The Biden Administration on Wednesday announced the launch of the American Climate Corps, a jobs initiative aiming to mobilize some 20,000 young Americans “to work on the frontlines of conservation, clean energy and climate resilience.”
“American Climate Corps members will gain the skills necessary to access good-paying jobs that are aligned with high-quality employment opportunities after they complete their paid training or service program,” the White House said on its sign-up sheet.
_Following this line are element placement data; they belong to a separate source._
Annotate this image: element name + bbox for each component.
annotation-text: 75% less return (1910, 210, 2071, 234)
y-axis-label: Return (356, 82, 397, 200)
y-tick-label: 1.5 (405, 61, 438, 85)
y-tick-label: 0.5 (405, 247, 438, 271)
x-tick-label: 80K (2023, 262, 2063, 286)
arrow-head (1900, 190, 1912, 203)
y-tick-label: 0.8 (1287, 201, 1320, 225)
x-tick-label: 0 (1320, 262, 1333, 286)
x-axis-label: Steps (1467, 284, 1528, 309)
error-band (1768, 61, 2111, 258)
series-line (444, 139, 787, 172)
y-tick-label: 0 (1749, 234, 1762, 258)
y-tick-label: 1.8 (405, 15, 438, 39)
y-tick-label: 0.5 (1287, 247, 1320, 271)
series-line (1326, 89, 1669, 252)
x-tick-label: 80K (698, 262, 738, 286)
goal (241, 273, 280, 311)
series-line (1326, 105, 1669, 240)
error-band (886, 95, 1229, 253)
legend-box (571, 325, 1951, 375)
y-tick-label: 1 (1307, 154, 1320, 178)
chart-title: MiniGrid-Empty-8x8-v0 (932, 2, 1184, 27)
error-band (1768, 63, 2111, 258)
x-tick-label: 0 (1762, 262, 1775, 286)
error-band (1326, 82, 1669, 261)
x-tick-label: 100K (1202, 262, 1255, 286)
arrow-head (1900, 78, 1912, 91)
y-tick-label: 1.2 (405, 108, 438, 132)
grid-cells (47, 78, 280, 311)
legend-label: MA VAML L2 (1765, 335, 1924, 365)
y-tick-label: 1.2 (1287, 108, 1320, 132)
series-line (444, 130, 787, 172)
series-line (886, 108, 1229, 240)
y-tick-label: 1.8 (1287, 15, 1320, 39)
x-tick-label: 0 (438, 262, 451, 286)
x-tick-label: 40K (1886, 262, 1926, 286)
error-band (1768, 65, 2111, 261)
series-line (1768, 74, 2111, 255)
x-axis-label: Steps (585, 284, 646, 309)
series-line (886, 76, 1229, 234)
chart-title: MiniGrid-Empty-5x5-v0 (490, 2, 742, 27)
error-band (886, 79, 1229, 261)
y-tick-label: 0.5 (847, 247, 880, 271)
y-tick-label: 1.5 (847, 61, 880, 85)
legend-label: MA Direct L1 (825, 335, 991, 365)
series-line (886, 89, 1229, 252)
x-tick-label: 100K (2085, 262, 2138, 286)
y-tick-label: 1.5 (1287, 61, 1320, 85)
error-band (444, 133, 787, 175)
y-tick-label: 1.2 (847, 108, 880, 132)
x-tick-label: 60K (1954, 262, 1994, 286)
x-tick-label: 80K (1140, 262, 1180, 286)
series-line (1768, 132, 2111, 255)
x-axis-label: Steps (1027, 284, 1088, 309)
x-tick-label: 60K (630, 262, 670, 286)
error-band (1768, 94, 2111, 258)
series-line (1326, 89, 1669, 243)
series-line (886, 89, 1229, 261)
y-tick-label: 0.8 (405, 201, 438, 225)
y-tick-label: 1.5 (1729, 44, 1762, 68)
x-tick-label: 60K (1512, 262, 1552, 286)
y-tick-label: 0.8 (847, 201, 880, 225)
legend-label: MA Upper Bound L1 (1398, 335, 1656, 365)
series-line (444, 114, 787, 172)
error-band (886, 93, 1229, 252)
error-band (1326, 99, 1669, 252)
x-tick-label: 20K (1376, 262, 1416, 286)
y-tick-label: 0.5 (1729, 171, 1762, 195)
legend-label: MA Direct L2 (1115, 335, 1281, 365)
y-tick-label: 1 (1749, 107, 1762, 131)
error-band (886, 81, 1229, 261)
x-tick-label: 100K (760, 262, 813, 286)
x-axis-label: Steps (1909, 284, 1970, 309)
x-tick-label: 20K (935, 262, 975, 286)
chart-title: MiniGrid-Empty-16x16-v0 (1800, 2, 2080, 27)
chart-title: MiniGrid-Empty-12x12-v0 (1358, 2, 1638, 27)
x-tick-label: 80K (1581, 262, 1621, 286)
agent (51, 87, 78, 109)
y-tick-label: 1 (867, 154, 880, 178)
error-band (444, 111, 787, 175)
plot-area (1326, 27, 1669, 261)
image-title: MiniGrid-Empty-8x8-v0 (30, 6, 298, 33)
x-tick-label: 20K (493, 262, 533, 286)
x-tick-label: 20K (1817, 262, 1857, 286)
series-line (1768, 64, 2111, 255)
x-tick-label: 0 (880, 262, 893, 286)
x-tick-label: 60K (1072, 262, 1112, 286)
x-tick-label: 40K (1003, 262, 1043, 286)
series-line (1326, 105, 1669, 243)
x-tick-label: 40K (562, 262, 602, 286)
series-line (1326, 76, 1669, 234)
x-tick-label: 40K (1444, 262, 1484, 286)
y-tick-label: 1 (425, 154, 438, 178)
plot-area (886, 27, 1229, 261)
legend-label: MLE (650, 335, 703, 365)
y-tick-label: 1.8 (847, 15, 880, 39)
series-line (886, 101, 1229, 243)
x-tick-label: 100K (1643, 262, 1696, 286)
The new initiative was launched the same day that the Biden Administration announced it’s making $4.6 billion available to help states, localities and tribes implement their climate plans. The funding will come from last year’s Inflation Reduction Act via a coffer intended to help local governments cut greenhouse gas emissions and air pollution in their communities.
The EPA said it plans to allocate the money through some 30 to 115 grants that will range between $2 million and $50 million to local governments, as well as some 25 to 100 grants ranging between $1 million and $25 million to tribes and territories.
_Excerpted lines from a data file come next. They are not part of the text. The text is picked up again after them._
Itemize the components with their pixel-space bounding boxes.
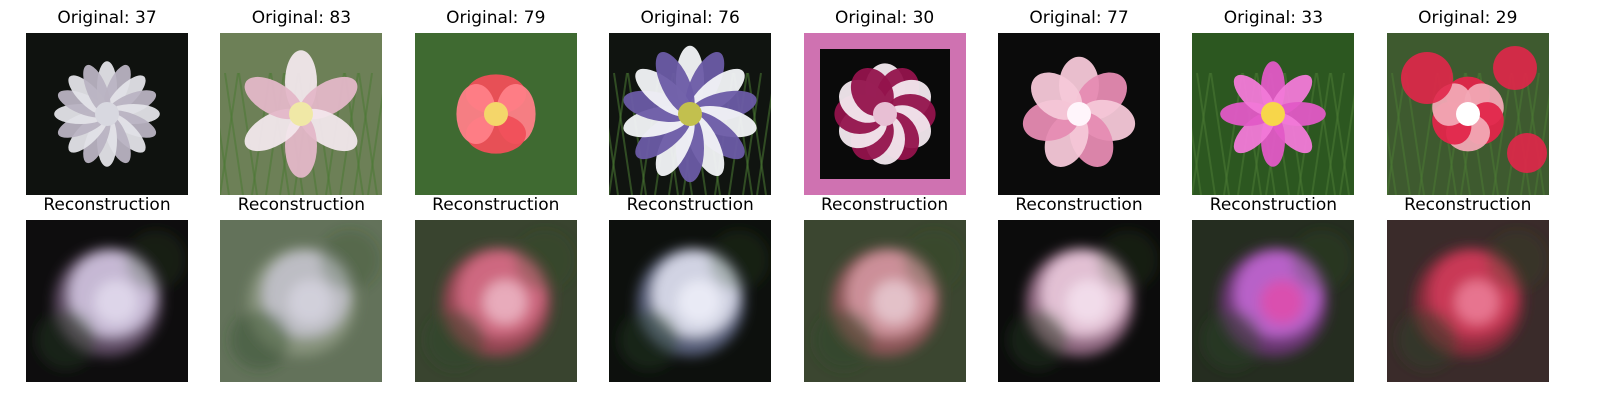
reconstruction-image	[414, 220, 577, 382]
original-image	[609, 33, 772, 195]
original-image-graphic	[1386, 33, 1549, 195]
reconstruction-image	[1192, 220, 1355, 382]
reconstruction-image-graphic	[998, 220, 1160, 382]
reconstruction-title: Reconstruction	[43, 195, 171, 215]
original-image-graphic	[998, 33, 1160, 195]
reconstruction-title: Reconstruction	[1015, 195, 1143, 215]
reconstruction-image-graphic	[609, 220, 772, 382]
original-image	[26, 33, 188, 195]
reconstruction-title: Reconstruction	[237, 195, 365, 215]
original-image	[1192, 33, 1355, 195]
reconstruction-title: Reconstruction	[432, 195, 560, 215]
original-image-graphic	[609, 33, 772, 195]
reconstruction-title: Reconstruction	[820, 195, 949, 215]
reconstruction-image	[220, 220, 383, 382]
original-image-graphic	[803, 33, 966, 195]
reconstruction-image-graphic	[26, 220, 188, 382]
reconstruction-image	[803, 220, 966, 382]
original-title: Original: 77	[1029, 8, 1129, 28]
original-title: Original: 29	[1418, 8, 1518, 28]
original-image	[1386, 33, 1549, 195]
reconstruction-image	[1386, 220, 1549, 382]
original-image-graphic	[220, 33, 383, 195]
original-title: Original: 76	[640, 8, 740, 28]
reconstruction-title: Reconstruction	[1404, 195, 1532, 215]
reconstruction-title: Reconstruction	[1209, 195, 1337, 215]
original-image-graphic	[1192, 33, 1355, 195]
original-image	[414, 33, 577, 195]
reconstruction-image-graphic	[1386, 220, 1549, 382]
reconstruction-image-graphic	[1192, 220, 1355, 382]
reconstruction-image-graphic	[414, 220, 577, 382]
original-title: Original: 79	[446, 8, 546, 28]
original-image-graphic	[26, 33, 188, 195]
reconstruction-image-graphic	[803, 220, 966, 382]
original-image	[998, 33, 1160, 195]
reconstruction-image-graphic	[220, 220, 383, 382]
reconstruction-image	[609, 220, 772, 382]
reconstruction-image	[998, 220, 1160, 382]
reconstruction-image	[26, 220, 188, 382]
original-image	[803, 33, 966, 195]
original-title: Original: 30	[834, 8, 935, 28]
reconstruction-title: Reconstruction	[626, 195, 754, 215]
original-title: Original: 33	[1223, 8, 1324, 28]
original-image	[220, 33, 383, 195]
original-title: Original: 83	[251, 8, 352, 28]
original-title: Original: 37	[57, 8, 157, 28]
original-image-graphic	[414, 33, 577, 195]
“The Biden-Harris Administration recognizes the economic, financial, and fiscal risks posed by climate change,” the White House noted in a summary published Wednesday of last week’s Climate Risk Modeling Roundtable.
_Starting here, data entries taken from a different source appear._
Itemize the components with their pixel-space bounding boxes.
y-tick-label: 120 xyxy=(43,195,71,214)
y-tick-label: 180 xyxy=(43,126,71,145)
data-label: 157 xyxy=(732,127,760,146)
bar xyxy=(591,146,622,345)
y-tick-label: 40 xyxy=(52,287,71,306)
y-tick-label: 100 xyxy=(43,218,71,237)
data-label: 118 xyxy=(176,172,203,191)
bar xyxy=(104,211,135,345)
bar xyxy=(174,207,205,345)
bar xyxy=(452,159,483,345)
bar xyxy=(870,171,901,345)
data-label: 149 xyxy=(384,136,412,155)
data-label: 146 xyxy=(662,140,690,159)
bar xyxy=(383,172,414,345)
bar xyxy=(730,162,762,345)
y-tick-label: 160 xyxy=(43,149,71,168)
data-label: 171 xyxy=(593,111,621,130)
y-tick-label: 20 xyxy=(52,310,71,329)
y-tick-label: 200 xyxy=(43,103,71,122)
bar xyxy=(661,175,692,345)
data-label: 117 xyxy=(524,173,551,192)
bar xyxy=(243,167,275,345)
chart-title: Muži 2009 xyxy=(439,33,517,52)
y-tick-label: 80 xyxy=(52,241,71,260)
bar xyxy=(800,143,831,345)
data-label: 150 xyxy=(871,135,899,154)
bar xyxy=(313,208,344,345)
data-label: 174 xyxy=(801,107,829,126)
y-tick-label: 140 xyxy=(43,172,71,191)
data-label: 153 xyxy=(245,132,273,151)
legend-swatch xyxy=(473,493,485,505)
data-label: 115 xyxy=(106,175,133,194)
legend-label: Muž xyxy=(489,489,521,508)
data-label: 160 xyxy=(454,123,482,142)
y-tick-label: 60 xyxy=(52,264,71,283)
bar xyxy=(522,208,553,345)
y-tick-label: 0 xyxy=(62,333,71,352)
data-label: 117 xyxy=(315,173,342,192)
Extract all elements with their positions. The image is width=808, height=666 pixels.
The Administration further noted, “Shortly after taking office, President Biden signed an Executive Order on Climate-Related Financial Risk which directs agencies across the Federal government to take steps to quantify and manage climate-related risks. This work—along with broader adaptation and resilience efforts across the U.S.—requires high-quality, actionable, decision-relevant information on physical climate risks.”
The roundtable was hosted by the Council of Economic Advisers, and it included discussions with academic experts, insurance company representatives, federal and state financial regulators and others.
Also on Wednesday, Biden was meeting with Brazilian President Luiz Inácio Lula da Silva in New York City amid the U.N. General Assembly to discuss labor and climate challenges.
The two Presidents were set to announce the Partnership for Workers’ Rights following their meeting, a White House official noted during a teleconference with reporters on Tuesday.
“The U.S.-Brazil relationship is not just bilateral, it’s global in nature—the two largest exporters of food in the world, important leaders on climate, and on issues from food security to nonproliferation,” the official added.